Whether it’s an app, a software feature, or an interface element, programmers possess the magical ability to create something new out of virtually nothing. Just give them the hardware and a coding language, and they can spin up a program.
But what if there was no other software to learn from, and computer hardware didn’t yet exist?
Welcome to the world of Ada Lovelace, the 19th-century English writer and mathematician most famous for being popularly described as the world’s first computer programmer — and all approximately one full century before the creation of the first programmable, electronic, general-purpose digital computers.

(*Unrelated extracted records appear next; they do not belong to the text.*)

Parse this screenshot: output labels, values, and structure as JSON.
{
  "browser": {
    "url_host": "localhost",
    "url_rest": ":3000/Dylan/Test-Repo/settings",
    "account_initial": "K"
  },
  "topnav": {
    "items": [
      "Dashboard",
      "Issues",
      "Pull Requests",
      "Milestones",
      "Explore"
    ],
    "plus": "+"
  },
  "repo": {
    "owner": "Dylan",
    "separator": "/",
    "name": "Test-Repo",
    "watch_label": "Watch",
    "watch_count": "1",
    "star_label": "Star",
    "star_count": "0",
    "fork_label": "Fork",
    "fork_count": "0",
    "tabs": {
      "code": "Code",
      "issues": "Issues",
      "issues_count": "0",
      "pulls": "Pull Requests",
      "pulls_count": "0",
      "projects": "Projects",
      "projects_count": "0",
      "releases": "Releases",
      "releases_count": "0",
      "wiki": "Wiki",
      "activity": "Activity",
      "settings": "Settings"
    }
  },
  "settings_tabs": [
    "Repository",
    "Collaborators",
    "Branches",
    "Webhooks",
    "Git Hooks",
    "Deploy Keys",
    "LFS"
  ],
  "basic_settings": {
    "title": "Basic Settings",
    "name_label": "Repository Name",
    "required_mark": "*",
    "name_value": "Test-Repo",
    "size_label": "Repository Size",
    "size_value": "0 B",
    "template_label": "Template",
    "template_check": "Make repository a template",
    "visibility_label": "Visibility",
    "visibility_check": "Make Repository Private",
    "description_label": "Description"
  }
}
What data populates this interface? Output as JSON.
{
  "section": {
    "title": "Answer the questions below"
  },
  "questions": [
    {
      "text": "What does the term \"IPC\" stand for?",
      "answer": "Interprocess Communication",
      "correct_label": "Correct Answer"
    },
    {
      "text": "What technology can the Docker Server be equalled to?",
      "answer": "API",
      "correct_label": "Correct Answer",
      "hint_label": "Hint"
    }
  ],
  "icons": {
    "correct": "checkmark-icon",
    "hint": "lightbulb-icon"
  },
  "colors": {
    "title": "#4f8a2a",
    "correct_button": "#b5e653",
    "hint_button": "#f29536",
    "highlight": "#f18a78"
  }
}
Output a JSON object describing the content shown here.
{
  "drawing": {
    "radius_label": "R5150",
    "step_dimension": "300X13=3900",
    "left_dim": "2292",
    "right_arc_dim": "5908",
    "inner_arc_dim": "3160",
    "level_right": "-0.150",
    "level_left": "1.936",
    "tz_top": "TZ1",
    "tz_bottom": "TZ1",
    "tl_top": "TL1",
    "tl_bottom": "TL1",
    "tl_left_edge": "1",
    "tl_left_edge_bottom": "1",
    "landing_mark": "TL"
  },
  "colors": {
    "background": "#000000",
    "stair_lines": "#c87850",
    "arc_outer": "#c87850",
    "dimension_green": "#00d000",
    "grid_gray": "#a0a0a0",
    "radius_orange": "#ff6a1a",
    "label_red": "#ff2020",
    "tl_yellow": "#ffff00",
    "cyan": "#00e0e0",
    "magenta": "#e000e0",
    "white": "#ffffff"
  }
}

Lovelace only lived to the age of 36, but did enough during her short life to more than cement her legacy in the history of computing. (In Steve Jobs biographer Walter Isaacson’s book The Innovators, she is the title of chapter one: ground zero of the tech revolution.)
Working with the English polymath Charles Babbage on his proposed mechanical general-purpose computer, the Analytical Engine, Lovelace recognized its potential for more than just calculation. This conceptual leap, seeing the manipulation of digits as being not simply the key to faster math, underpins most of what has followed in the world of computation.
More than a big calculating machine
“To Babbage, the Engine was little more than a big calculating machine,” Christopher Hollings, Departmental Lecturer in Mathematics and its History at the Mathematical Institute of the University of Oxford, and co-author of Ada Lovelace: The Making of a Computer Scientist, told Digital Trends. “But Lovelace seems to have recognized that its programmable nature might mean that it would be capable of much more, that it might be able to do creative mathematics, or even compose original music. The fact that she was speculating about the capabilities of a machine that never existed, in combination with the fact that her comments tally with what we now know of computing, is what has given her writings modern interest.”
Hollings said that there is a popular myth that Ada Lovelace was pushed into studying math by her mother to divert her from any “dangerous poetical tendencies” that she might have inherited from her absentee father, the Romantic poet Lord Byron. (Who, like his daughter, tragically died at the age of 36.) However, he noted, the truth is likely to be “much more prosaic — and interesting” than that.
“Lady Byron had, unusually for a woman at that time, been educated in mathematics in her youth, had enjoyed it, and wanted to pass that on to her own daughter,” Hollings explained. “And I think the desire to study mathematics is the strongest influence on what Lovelace did in computing. From the mid-1830s, she was determined to learn higher mathematics and she put in years of work in order to do so, and this led directly into her collaboration with Babbage.”
Lovelace’s contributions to computing
Lovelace’s insights into computing included hypothesizing about the concept of a computer able to be programmed and reprogrammed to perform limitless activities; seeing the potential for storing, manipulating, processing, and acting upon anything — from words to music — that could be expressed in symbols; describing one of the first step-by-step computer algorithms, and — finally — posing the question of whether a machine can ever truly think (she believed not). As such, while her work concerned hardware that never appeared during her lifetime, she nonetheless laid crucial foundational steps.
Lovelace served as a first in another important way: One of the first tragic stories in the history of computing. Beyond the “notes” (some 19,136 words in total) she wrote in connection to Babbage’s Analytical Engine, she never published another scientific paper. As noted, she also died young, of uterine cancer, after several turbulent years, including a toxic relationship and problems with opiates. These have shaped several of the previous popular tellings of her story — although this is now changing.
“Much of the interest in the past has been more to do with who her father was, and the romantic idea of an unconventional aristocrat,” Hollings said. “Lurid tales of adultery, gambling, and drug addiction have also been thrown into the mix, probably in a way that they would not have been — certainly not with the same emphasis — if the discussion were about a man.”
Nonetheless, today Lovelace is widely viewed as both a feminist icon and a computing pioneer. She is frequently referenced in history books, has multiple biographies dedicated to exploring her life, and is namechecked in various places — whether that’s the naming of Ada, a programming language developed by the U.S. Defense Department, or of internal cryptocurrency used by the Cardano public blockchain. In all, she’s one of the most famous names in her field and, while her untimely death means there will continue to be debate around what she did or didn’t contribute, Ada Lovelace has more than cemented her place in history.
And with people continuing to probe questions like whether or not a machine could ever achieve sentience, don’t expect that to change any time soon.